By David Michaels

Yesterday’s post from Les Boden on workers’ compensation fraud by employers brings up an important question: How much fraud is there in the comp system and who is responsible?

Insurers and employers have worked diligently to convince the public that the workers’ compensation rolls are filled with malingerers, intent on ripping off the system. The evidence is always anecdotal, like surreptitiously filmed clips of the supposedly disabled workers doing the mambo. If injured workers get the message that they will be labeled as “malingerers” if they receive apply workers comp payments, they are more likely to use their own resources to cover their medical and lost wage costs, subsidizing unsafe employers.

When I reviewed the literature on comp fraud (big file here), it became clear to me that employers are responsible for far more fraud than are workers, and that, for all the outrageous anecdotes, actual investigations into worker fraud find few cases of substance.

Here’s an example:

Wisconsin has a comprehensive statewide program that encourages anonymous reporting of workers’ compensation fraud. In 1994, there were 200,000 claims for work-related injuries. In the same year, following a statewide antifraud campaign, 95 allegations of fraud were made. These were investigated and five were deemed worthy of prosecution. Three of the five were refused by the district attorney; a conviction was obtained in one case, and prosecution is pending in the other at the time of publication. The total amount of alleged fraud in these two cases is $10,146.

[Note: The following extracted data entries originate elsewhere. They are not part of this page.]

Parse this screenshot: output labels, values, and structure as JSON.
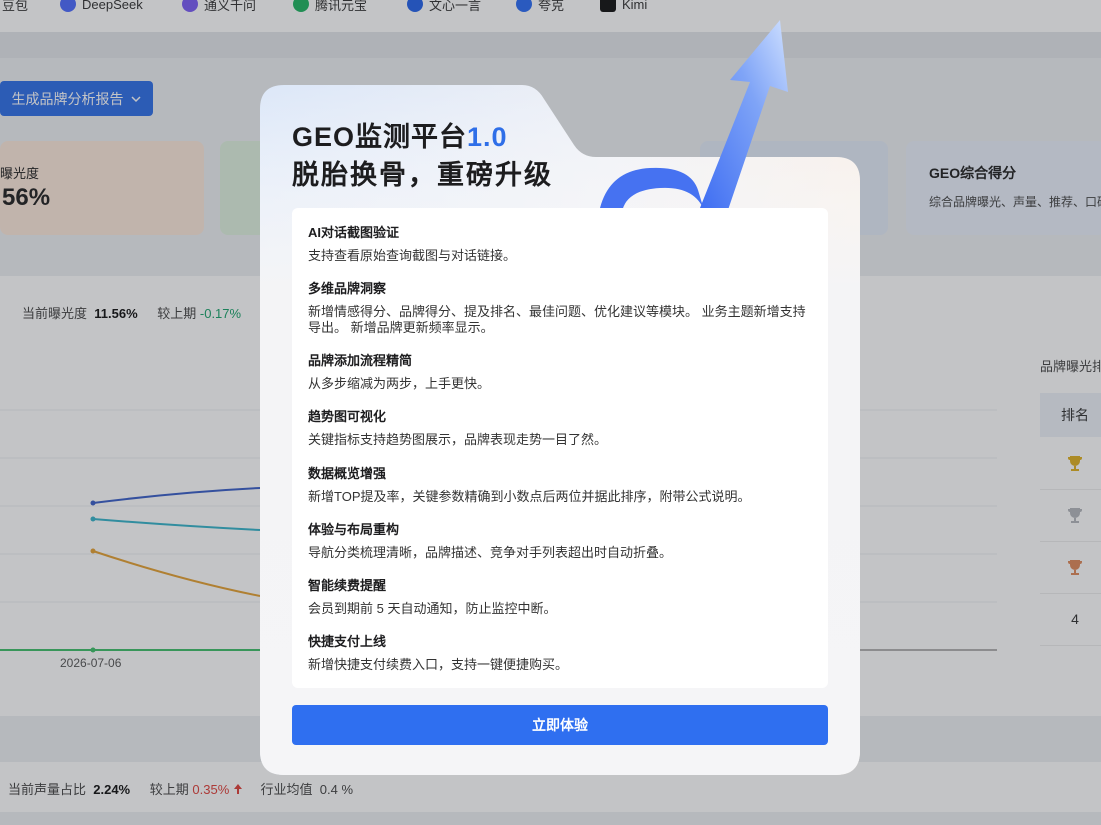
{
  "topbar": {
    "ai_items": [
      {
        "label": "豆包",
        "icon": "doubao-icon",
        "color": "#6b7cff"
      },
      {
        "label": "DeepSeek",
        "icon": "deepseek-icon",
        "color": "#4d6bfe"
      },
      {
        "label": "通义千问",
        "icon": "tongyi-icon",
        "color": "#7b5cf5"
      },
      {
        "label": "腾讯元宝",
        "icon": "yuanbao-icon",
        "color": "#1fb462"
      },
      {
        "label": "文心一言",
        "icon": "wenxin-icon",
        "color": "#2463eb"
      },
      {
        "label": "夸克",
        "icon": "quark-icon",
        "color": "#2b6cf5"
      },
      {
        "label": "Kimi",
        "icon": "kimi-icon",
        "color": "#111111"
      }
    ]
  },
  "toolbar": {
    "report_button": "生成品牌分析报告",
    "report_chevron": "chevron-down-icon"
  },
  "cards": {
    "exposure_label": "曝光度",
    "exposure_value": "56%",
    "geo_title": "GEO综合得分",
    "geo_desc": "综合品牌曝光、声量、推荐、口碑"
  },
  "exposure_stats": {
    "current_label": "当前曝光度",
    "current_value": "11.56%",
    "prev_label": "较上期",
    "prev_value": "-0.17%"
  },
  "chart_data": {
    "type": "line",
    "x": [
      "2026-07-06"
    ],
    "series": [
      {
        "color": "#3a5fc8"
      },
      {
        "color": "#35b3c9"
      },
      {
        "color": "#e5a133"
      },
      {
        "color": "#3fbf6a"
      }
    ]
  },
  "ranking": {
    "title": "品牌曝光排",
    "header": "排名",
    "rows": [
      {
        "icon": "gold-trophy-icon",
        "color": "#e0b020"
      },
      {
        "icon": "silver-trophy-icon",
        "color": "#b5b8bd"
      },
      {
        "icon": "bronze-trophy-icon",
        "color": "#e08a5a"
      },
      {
        "label": "4"
      }
    ]
  },
  "voice_stats": {
    "current_label": "当前声量占比",
    "current_value": "2.24%",
    "prev_label": "较上期",
    "prev_value": "0.35%",
    "industry_label": "行业均值",
    "industry_value": "0.4 %"
  },
  "modal": {
    "title_main": "GEO监测平台",
    "title_version": "1.0",
    "subtitle": "脱胎换骨，重磅升级",
    "features": [
      {
        "title": "AI对话截图验证",
        "desc": "支持查看原始查询截图与对话链接。"
      },
      {
        "title": "多维品牌洞察",
        "desc": "新增情感得分、品牌得分、提及排名、最佳问题、优化建议等模块。 业务主题新增支持导出。 新增品牌更新频率显示。"
      },
      {
        "title": "品牌添加流程精简",
        "desc": "从多步缩减为两步，上手更快。"
      },
      {
        "title": "趋势图可视化",
        "desc": "关键指标支持趋势图展示，品牌表现走势一目了然。"
      },
      {
        "title": "数据概览增强",
        "desc": "新增TOP提及率，关键参数精确到小数点后两位并据此排序，附带公式说明。"
      },
      {
        "title": "体验与布局重构",
        "desc": "导航分类梳理清晰，品牌描述、竞争对手列表超出时自动折叠。"
      },
      {
        "title": "智能续费提醒",
        "desc": "会员到期前 5 天自动通知，防止监控中断。"
      },
      {
        "title": "快捷支付上线",
        "desc": "新增快捷支付续费入口，支持一键便捷购买。"
      }
    ],
    "cta_label": "立即体验",
    "accent": "#2f6ff0"
  }
}
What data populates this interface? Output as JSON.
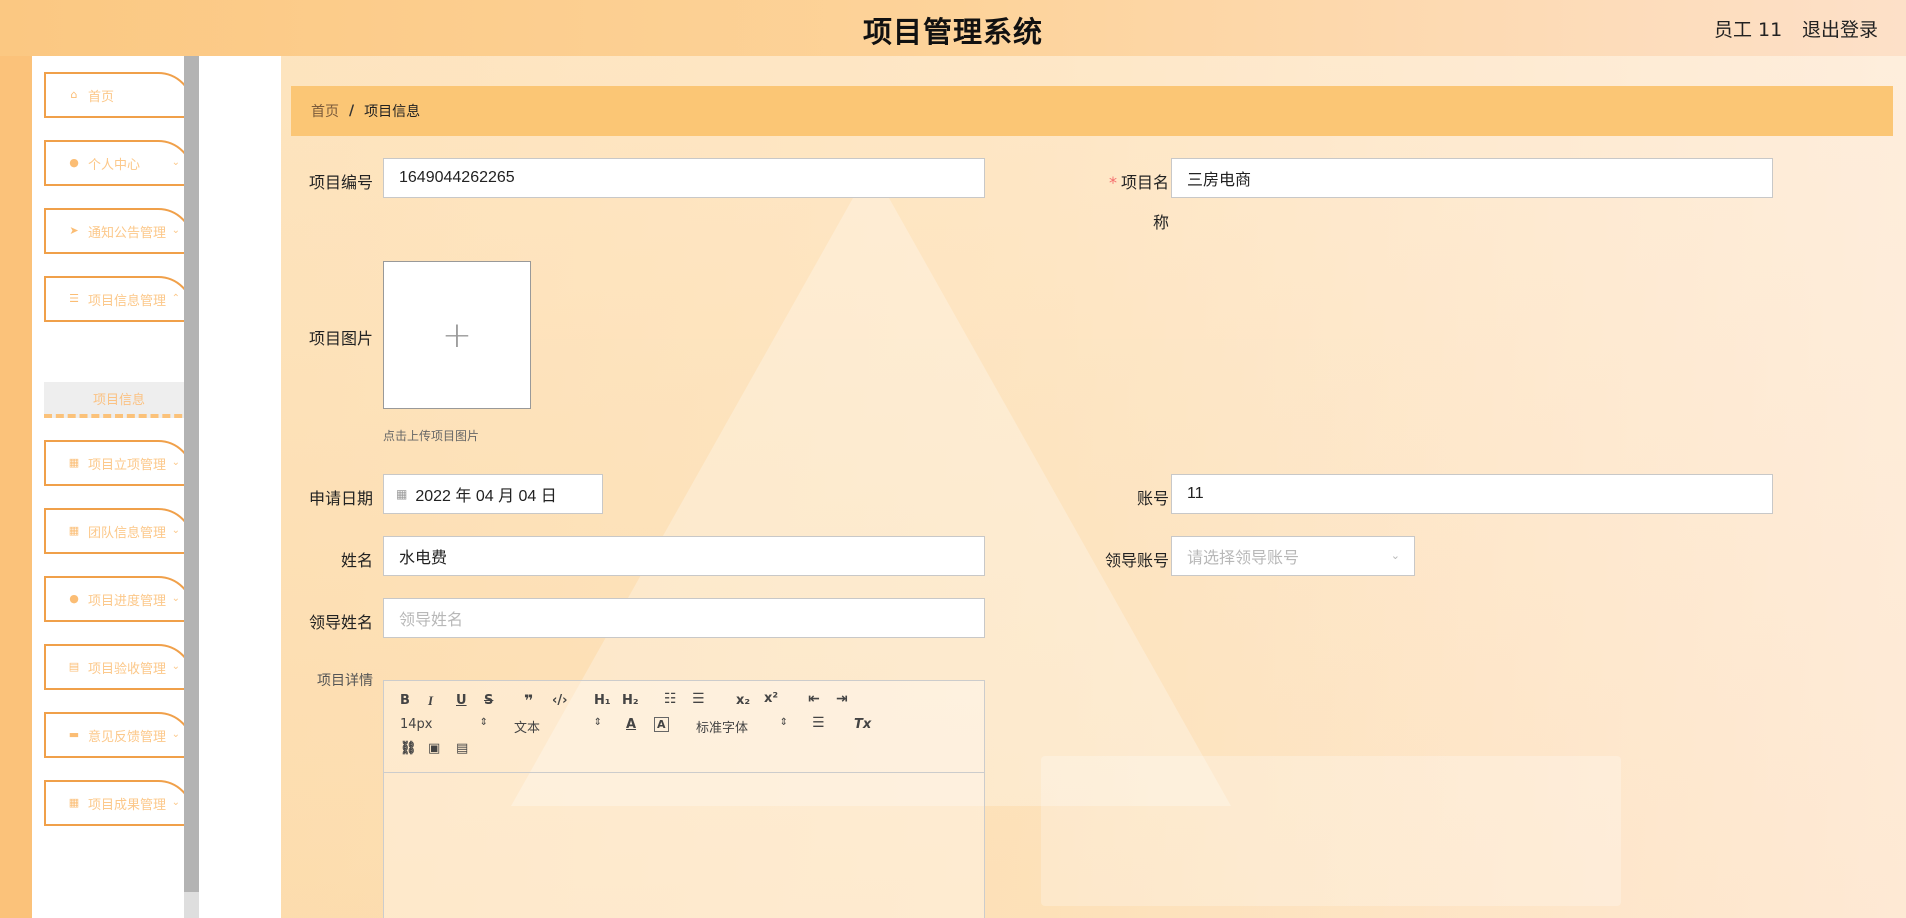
{
  "header": {
    "title": "项目管理系统",
    "user": "员工 11",
    "logout": "退出登录"
  },
  "sidebar": {
    "items": [
      {
        "label": "首页",
        "icon": "home-icon"
      },
      {
        "label": "个人中心",
        "icon": "user-icon"
      },
      {
        "label": "通知公告管理",
        "icon": "send-icon"
      },
      {
        "label": "项目信息管理",
        "icon": "list-icon"
      },
      {
        "label": "项目立项管理",
        "icon": "grid-icon"
      },
      {
        "label": "团队信息管理",
        "icon": "grid-icon"
      },
      {
        "label": "项目进度管理",
        "icon": "user-icon"
      },
      {
        "label": "项目验收管理",
        "icon": "doc-icon"
      },
      {
        "label": "意见反馈管理",
        "icon": "monitor-icon"
      },
      {
        "label": "项目成果管理",
        "icon": "grid-icon"
      }
    ],
    "submenu": "项目信息"
  },
  "breadcrumb": {
    "home": "首页",
    "sep": "/",
    "current": "项目信息"
  },
  "form": {
    "project_no_label": "项目编号",
    "project_no": "1649044262265",
    "project_name_label_1": "项目名",
    "project_name_label_2": "称",
    "project_name": "三房电商",
    "image_label": "项目图片",
    "upload_plus": "+",
    "upload_tip": "点击上传项目图片",
    "date_label": "申请日期",
    "date": "2022 年 04 月 04 日",
    "account_label": "账号",
    "account": "11",
    "name_label": "姓名",
    "name": "水电费",
    "leader_account_label": "领导账号",
    "leader_account_placeholder": "请选择领导账号",
    "leader_name_label": "领导姓名",
    "leader_name_placeholder": "领导姓名",
    "details_label": "项目详情"
  },
  "editor": {
    "font_size": "14px",
    "header_select": "文本",
    "font_select": "标准字体"
  },
  "colors": {
    "accent": "#fbc675",
    "border": "#f0a04a",
    "required": "#f56c6c"
  }
}
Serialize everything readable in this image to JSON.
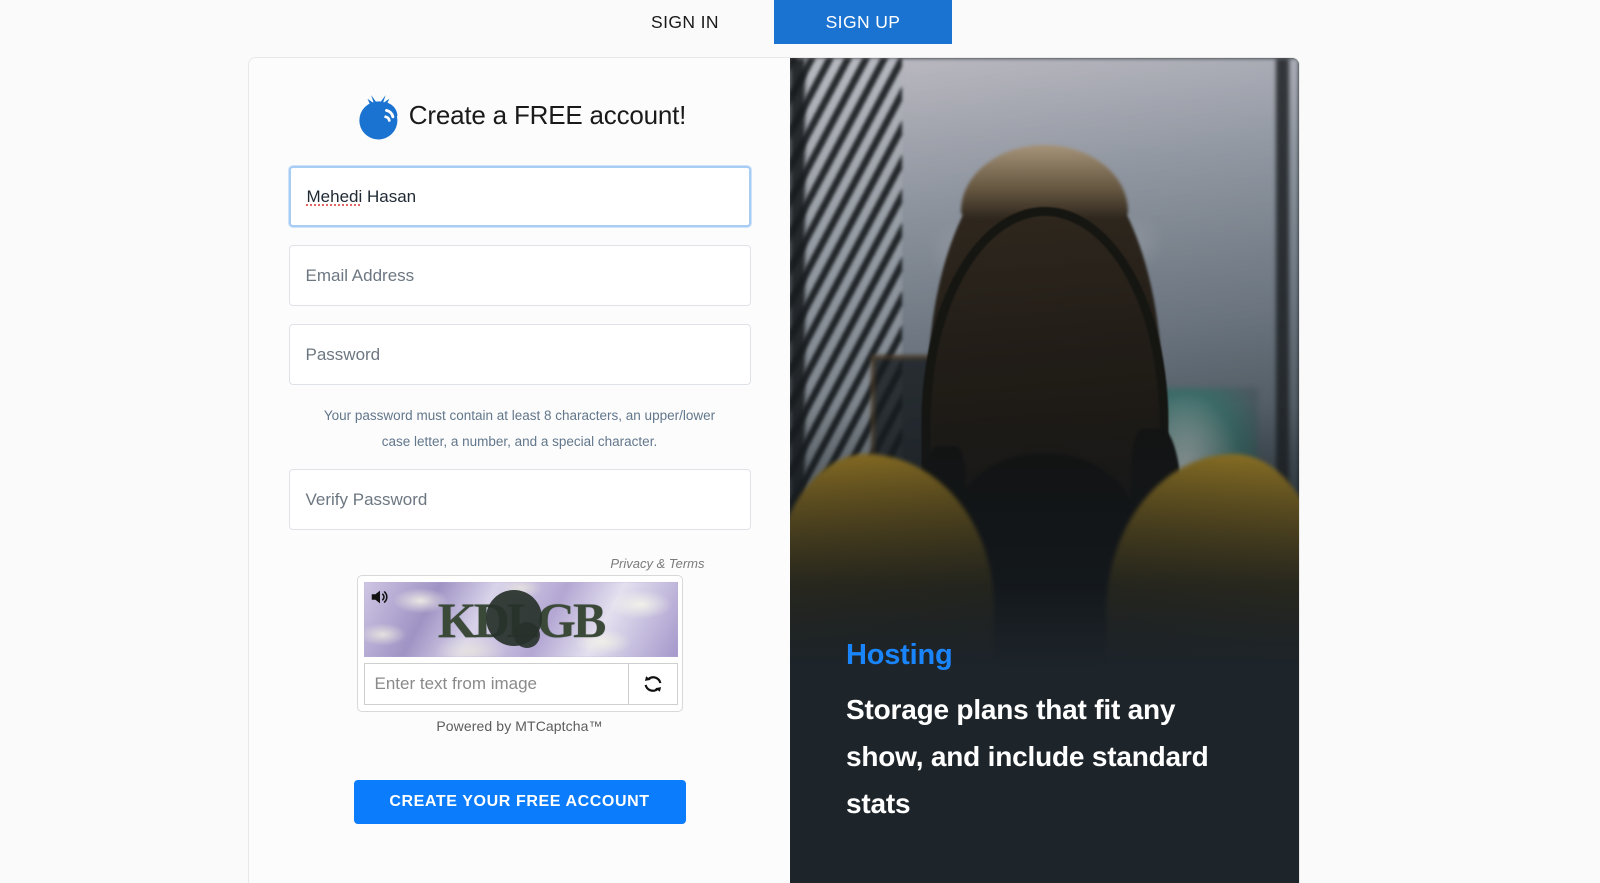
{
  "tabs": [
    {
      "label": "SIGN IN",
      "active": false
    },
    {
      "label": "SIGN UP",
      "active": true
    }
  ],
  "brand": {
    "title": "Create a FREE account!",
    "logo_icon": "blueberry-podcast-icon"
  },
  "form": {
    "name_value": "Mehedi",
    "name_value_rest": " Hasan",
    "email_placeholder": "Email Address",
    "password_placeholder": "Password",
    "password_hint": "Your password must contain at least 8 characters, an upper/lower case letter, a number, and a special character.",
    "verify_placeholder": "Verify Password",
    "submit_label": "CREATE YOUR FREE ACCOUNT"
  },
  "captcha": {
    "privacy_terms": "Privacy & Terms",
    "code_text": "KDLGB",
    "input_placeholder": "Enter text from image",
    "powered_by": "Powered by MTCaptcha™",
    "audio_icon": "speaker-icon",
    "refresh_icon": "refresh-icon"
  },
  "hero": {
    "kicker": "Hosting",
    "headline": "Storage plans that fit any show, and include standard stats"
  },
  "colors": {
    "tab_active_blue": "#1a73d1",
    "cta_blue": "#0b7cfb",
    "kicker_blue": "#1a85fb",
    "hero_bg": "#1d242a",
    "page_bg": "#fafafa"
  }
}
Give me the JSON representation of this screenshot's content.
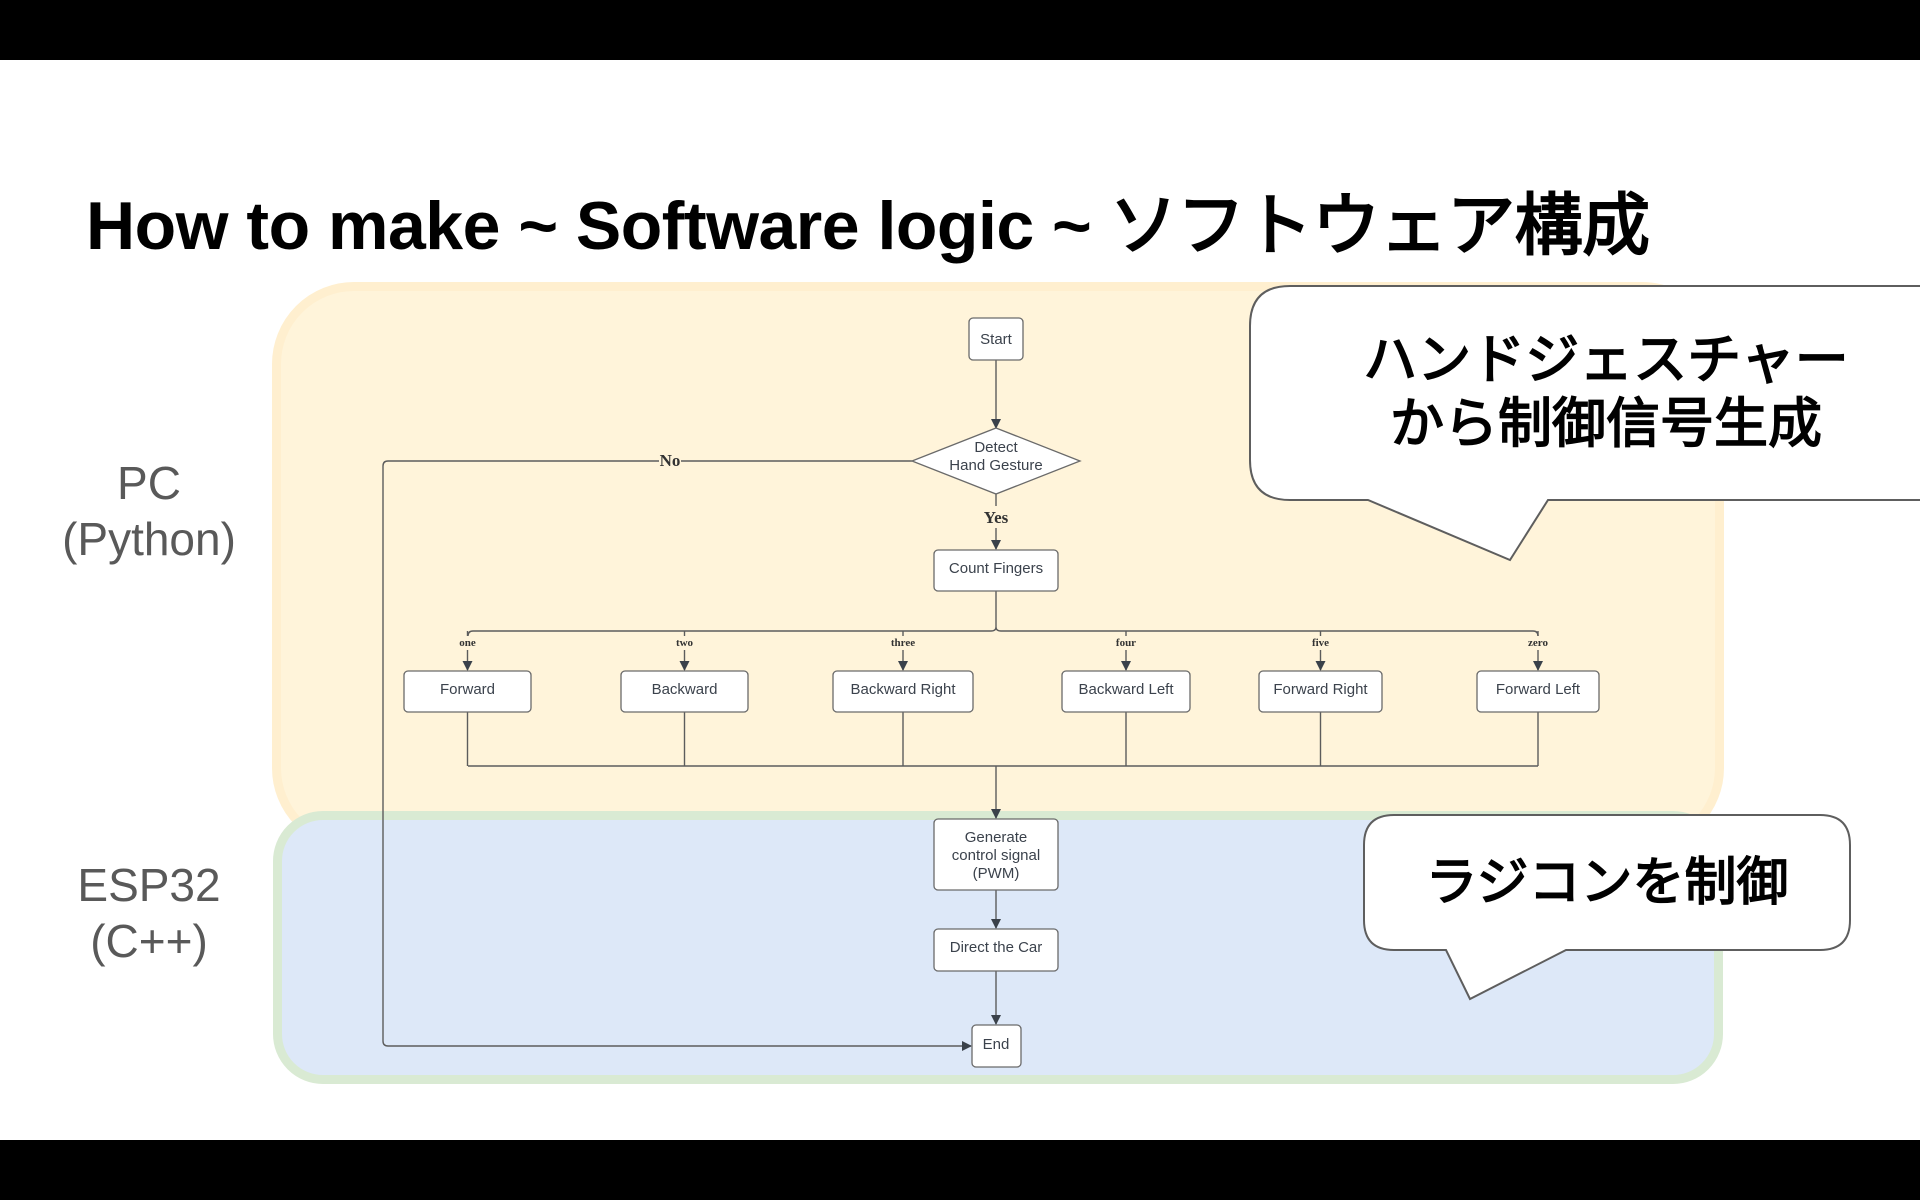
{
  "slide": {
    "title": "How to make ~ Software logic ~ ソフトウェア構成"
  },
  "zones": [
    {
      "id": "pc",
      "label_line1": "PC",
      "label_line2": "(Python)",
      "fill": "#fff4da",
      "border": "#ffefcf"
    },
    {
      "id": "esp32",
      "label_line1": "ESP32",
      "label_line2": "(C++)",
      "fill": "#dde8f8",
      "border": "#d9ead3"
    }
  ],
  "flowchart": {
    "start": "Start",
    "decision_line1": "Detect",
    "decision_line2": "Hand Gesture",
    "yes_label": "Yes",
    "no_label": "No",
    "count": "Count Fingers",
    "branches": [
      {
        "label": "one",
        "action": "Forward"
      },
      {
        "label": "two",
        "action": "Backward"
      },
      {
        "label": "three",
        "action": "Backward Right"
      },
      {
        "label": "four",
        "action": "Backward Left"
      },
      {
        "label": "five",
        "action": "Forward Right"
      },
      {
        "label": "zero",
        "action": "Forward Left"
      }
    ],
    "generate_line1": "Generate",
    "generate_line2": "control signal",
    "generate_line3": "(PWM)",
    "direct": "Direct the Car",
    "end": "End"
  },
  "callouts": {
    "top_line1": "ハンドジェスチャー",
    "top_line2": "から制御信号生成",
    "bottom": "ラジコンを制御"
  },
  "colors": {
    "line": "#5c5c5c",
    "node_border": "#6a6a6a",
    "node_text": "#3b424c"
  }
}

In contrast, when investigators examine employer fraud, they often find it involves such large sums of money it is difficult to understand how this could have been missed for so long. The new study by the Fiscal Policy Institute estimates that NY State employers underpay workers’ compensation premiums by $500 million to $1 billion annually, forcing other employers to pay higher premiums.

The study asks: How can such a large workers’ compensation coverage shortfall exist? Here’s the answer:

While workers’ compensation in the U.S. was first introduced under President Theodore Roosevelt in 1908, there is no federal oversight or regulation of state workers’ compensation programs. In New York, the administration of workers’ compensation is fragmented with private insurance companies bearing some of the responsibility and the State Workers’ Compensation Board bearing some responsibility. Between the two, there is no overall strategic enforcement capability, much less systematic coordination with the Labor Department’s unemployment insurance system, which does operate under federal oversight.

One of the basic premises in workers compensation is that the experience rating system encourages injury prevention by charging higher premiums to employers where workers have more injuries. (We won’t talk about workers with occupational disease because, other than musculo-skeletal illnesses, they simply don’t get compensated. Here’s a good paper by Paul Leigh and John Robbins on that subject. If you are really interested, check out Costs of Occupational Injuries and Illnesses, the terrific book written by Leigh, Steven Markowitz, Marianne Fahs and Philip Landrigan.)

Employer fraud makes that preventive component, questionable to begin with, even less effective. And it feeds the push to shift the costs of comp to injured workers, their families and the tax payer.

David Michaels heads the Project on Scientific Knowledge and Public Policy (SKAPP) and is Professor and Associate Chairman in the Department of Environmental and Occupational Health, the George Washington University School of Public Health and Health Services.